Washington, D.C.'s Metro remains a great manifestation of liberalism today. Although it was created at the zenith of the Great Society, and although its union workforce gains overly generous pensions and maintains ridiculous job security, it is Metro's management of its passengers—its attempt to save passengers from their own idiocy—that earns it this title.
Metro riders receive all kinds of helpful announcements: They’re told to cover their mouths while they cough, pick up their newspapers when they’re done reading them, not to leave their cellphones behind, wash their hands regularly, not to sit on the escalator stairs or stand too close to the edge of the platform, that inclement weather can make floors slippery, and to stand clear of the closing train doors. Repeatedly.
Despite the best efforts of the sybarites at the Cato Institute we have largely become a non-smoking society. In Washington, D.C., smoking hasn’t been allowed in public places since 2006. So people know not to smoke indoors in Washington, D.C.
However, one entity still feels obliged to provide constant reminders that smoking is not allowed on its premises—the Washington Metro. Despite the fact that smoking has never been permitted in the Metro, and I have never witnessed (or heard of) anyone doing in a Metro train, during any given commute riders can expect to hear at least one announcement reminding them that smoking is prohibited on Metro.
Metro also feels obliged to give a welcome to new riders—every five minutes or so, by my estimation—and to provide them a quick tutorial (train doors do not function like elevator doors, stand to the right on escalators). To make sure all new riders understand these tips, they even run a few variations of the announcement.
Metro also thanks its riders—a lot—and also asks them to keep an eye out for unattended packages and to report anything unusual either to a station attendant or to Metro police, whose ten-digit phone number Metro helpfully provides.
And, just to make sure its announcements are heard, Metro prefaces them with two loud chimes.
In short, Metro bombards riders with announcements, ranging from the banal, the irrelevant, to the redundant, from the moment they step into a station until they walk out.
I admit, despite the helpful announcements, I have made mistakes: I have left my cell phone in a train, and I’ve coughed in a crowded train without covering.

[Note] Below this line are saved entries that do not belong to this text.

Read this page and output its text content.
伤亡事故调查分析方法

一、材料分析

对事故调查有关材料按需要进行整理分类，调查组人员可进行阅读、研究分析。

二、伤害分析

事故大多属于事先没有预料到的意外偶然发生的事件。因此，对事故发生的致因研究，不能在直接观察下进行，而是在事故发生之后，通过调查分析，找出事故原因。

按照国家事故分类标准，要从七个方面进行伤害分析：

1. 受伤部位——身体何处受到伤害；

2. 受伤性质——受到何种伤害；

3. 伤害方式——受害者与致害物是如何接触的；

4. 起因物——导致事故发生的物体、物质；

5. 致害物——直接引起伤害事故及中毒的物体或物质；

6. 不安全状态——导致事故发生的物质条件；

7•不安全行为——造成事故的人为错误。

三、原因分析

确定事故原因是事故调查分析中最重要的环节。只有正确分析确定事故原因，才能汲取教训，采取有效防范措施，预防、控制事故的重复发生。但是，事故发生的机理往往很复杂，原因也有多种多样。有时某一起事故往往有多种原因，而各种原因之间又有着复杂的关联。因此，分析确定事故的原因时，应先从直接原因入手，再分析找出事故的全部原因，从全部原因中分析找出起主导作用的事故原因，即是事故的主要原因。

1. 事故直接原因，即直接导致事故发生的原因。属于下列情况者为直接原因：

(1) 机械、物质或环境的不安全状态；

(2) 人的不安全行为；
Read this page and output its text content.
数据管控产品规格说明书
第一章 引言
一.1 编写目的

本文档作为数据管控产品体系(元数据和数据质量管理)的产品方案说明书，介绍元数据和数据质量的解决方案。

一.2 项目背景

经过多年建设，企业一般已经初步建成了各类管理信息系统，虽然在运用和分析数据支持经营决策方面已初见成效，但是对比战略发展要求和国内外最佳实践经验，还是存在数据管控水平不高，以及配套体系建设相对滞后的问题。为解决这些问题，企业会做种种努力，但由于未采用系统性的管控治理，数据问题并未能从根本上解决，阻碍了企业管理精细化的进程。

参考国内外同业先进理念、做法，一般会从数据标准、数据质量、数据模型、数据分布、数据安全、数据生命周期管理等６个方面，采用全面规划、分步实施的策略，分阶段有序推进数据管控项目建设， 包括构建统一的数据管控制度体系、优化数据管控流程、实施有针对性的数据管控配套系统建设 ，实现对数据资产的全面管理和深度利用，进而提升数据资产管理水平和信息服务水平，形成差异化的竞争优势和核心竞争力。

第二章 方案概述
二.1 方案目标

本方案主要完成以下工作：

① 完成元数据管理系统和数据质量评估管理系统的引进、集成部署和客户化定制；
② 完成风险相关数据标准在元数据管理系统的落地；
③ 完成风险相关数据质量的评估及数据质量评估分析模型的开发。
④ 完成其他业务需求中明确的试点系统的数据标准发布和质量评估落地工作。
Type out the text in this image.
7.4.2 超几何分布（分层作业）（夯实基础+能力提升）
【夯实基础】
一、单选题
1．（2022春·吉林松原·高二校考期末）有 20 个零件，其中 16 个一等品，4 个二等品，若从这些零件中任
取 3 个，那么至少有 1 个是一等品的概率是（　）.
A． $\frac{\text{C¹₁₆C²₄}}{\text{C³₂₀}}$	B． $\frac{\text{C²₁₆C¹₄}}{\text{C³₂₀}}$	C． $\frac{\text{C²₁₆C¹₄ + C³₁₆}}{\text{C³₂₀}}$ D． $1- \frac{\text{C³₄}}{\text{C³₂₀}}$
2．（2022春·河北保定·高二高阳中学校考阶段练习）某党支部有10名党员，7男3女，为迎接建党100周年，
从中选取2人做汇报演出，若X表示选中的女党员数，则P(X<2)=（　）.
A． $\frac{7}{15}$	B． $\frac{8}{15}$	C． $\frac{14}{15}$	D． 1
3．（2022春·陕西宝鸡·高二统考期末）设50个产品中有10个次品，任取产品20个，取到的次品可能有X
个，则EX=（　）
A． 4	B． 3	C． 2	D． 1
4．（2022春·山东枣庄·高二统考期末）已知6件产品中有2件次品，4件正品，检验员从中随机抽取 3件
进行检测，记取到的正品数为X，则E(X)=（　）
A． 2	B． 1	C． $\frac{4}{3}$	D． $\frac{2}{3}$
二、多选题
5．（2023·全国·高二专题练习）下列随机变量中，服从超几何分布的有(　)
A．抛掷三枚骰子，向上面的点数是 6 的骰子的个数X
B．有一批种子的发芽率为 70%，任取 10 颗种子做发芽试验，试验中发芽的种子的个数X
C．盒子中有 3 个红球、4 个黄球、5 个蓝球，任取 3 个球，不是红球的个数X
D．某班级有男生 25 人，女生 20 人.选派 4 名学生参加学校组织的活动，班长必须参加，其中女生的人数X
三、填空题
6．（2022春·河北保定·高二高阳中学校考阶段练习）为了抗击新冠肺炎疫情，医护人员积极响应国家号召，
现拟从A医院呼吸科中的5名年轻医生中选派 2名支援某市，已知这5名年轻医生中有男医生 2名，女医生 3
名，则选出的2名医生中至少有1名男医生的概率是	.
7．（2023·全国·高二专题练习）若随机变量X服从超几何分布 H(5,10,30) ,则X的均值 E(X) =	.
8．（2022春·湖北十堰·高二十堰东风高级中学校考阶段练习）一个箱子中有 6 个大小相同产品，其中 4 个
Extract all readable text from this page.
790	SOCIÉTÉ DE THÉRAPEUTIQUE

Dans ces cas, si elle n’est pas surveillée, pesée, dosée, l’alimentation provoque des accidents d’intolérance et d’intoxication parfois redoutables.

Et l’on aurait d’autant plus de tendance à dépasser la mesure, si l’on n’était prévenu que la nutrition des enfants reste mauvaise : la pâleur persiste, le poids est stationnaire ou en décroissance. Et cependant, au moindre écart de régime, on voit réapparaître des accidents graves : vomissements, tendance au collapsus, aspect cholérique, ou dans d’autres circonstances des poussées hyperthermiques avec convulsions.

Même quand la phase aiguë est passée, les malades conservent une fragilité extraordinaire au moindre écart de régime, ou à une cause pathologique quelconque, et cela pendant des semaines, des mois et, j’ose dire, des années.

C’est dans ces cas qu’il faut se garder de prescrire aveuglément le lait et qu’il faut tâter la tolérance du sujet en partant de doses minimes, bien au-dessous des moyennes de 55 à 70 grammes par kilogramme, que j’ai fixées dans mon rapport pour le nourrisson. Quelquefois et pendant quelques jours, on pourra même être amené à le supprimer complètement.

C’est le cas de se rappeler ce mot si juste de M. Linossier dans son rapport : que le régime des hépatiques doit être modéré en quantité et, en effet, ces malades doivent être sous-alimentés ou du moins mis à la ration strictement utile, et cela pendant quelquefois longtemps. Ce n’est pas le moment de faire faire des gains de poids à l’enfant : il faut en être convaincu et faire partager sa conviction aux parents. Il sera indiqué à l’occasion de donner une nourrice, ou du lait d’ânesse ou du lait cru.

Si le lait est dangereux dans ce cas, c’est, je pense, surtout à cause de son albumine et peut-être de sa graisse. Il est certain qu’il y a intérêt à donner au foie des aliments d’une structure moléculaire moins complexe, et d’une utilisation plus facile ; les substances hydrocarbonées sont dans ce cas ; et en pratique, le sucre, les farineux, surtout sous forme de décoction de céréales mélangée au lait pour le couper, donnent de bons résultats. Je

The various announcements warning me not to do these things did me no good, of course, because like every other sentient being who’s not on the train for the very first time, I long ago stopped paying attention to whatever comes out of Metro’s speakers. While I may occasionally miss the occasional tidbit of useful information (which is rare, since Metro is notoriously slow to give riders info on derailments and other tidbits that are actually useful to a commuter), I’m not sure there’s a brain out there that would not react to the high concentration of banality emanating from Metro’s loudspeakers by shutting it out entirely.
It’s not just the information they give us that tells us what they think of us—it’s also the information they’d rather not give us. Metro procrastinated in providing riders with arrival times online because the previous head of Metro fretted that it would lead to riders running and hurting themselves in an effort to catch trains.
Metro delayed providing such information for buses until just recently, in fact. The initial objection came from the unions, which didn’t want its drivers monitored with the GPS equipment necessary to provide riders such realtime information. When that objection was overcome and the necessary software was built, Metro took it offline when it wasn’t 100 percent accurate. While the contractor worked out the bugs it quietly put a link to the software online, where it was discovered by an enterprising blogger. Once Metro found out that people were still using the (mostly) reliable software, it demanded that its contractor remove the link at once.
It’s illustrative to see what other subway systems do with announcements; in the half-dozen I’ve been through in the last couple of years they say virtually nothing. On trains I rarely heard anything more than the name of the next stop, and in New York City they warn to “stand clear of the closing doors.” In Barcelona and Copenhagen, where people still smoke like fiends and very few places are off limits for smoking, neither city’s subway system feels obligated to remind people not to smoke aboard a train or at a stop. It’s just common sense that smoking’s not allowed there.
One time, while in Barcelona, I did hear another announcement—a warning that the incoming train had broken down and that there would be a delay. Everyone listened and reacted because it was unusual: Silence is the rule there, not the exception. Let us know when a subway breaks down but otherwise leave us in peace.
Ike Brannon is a writer in Washington, D.C.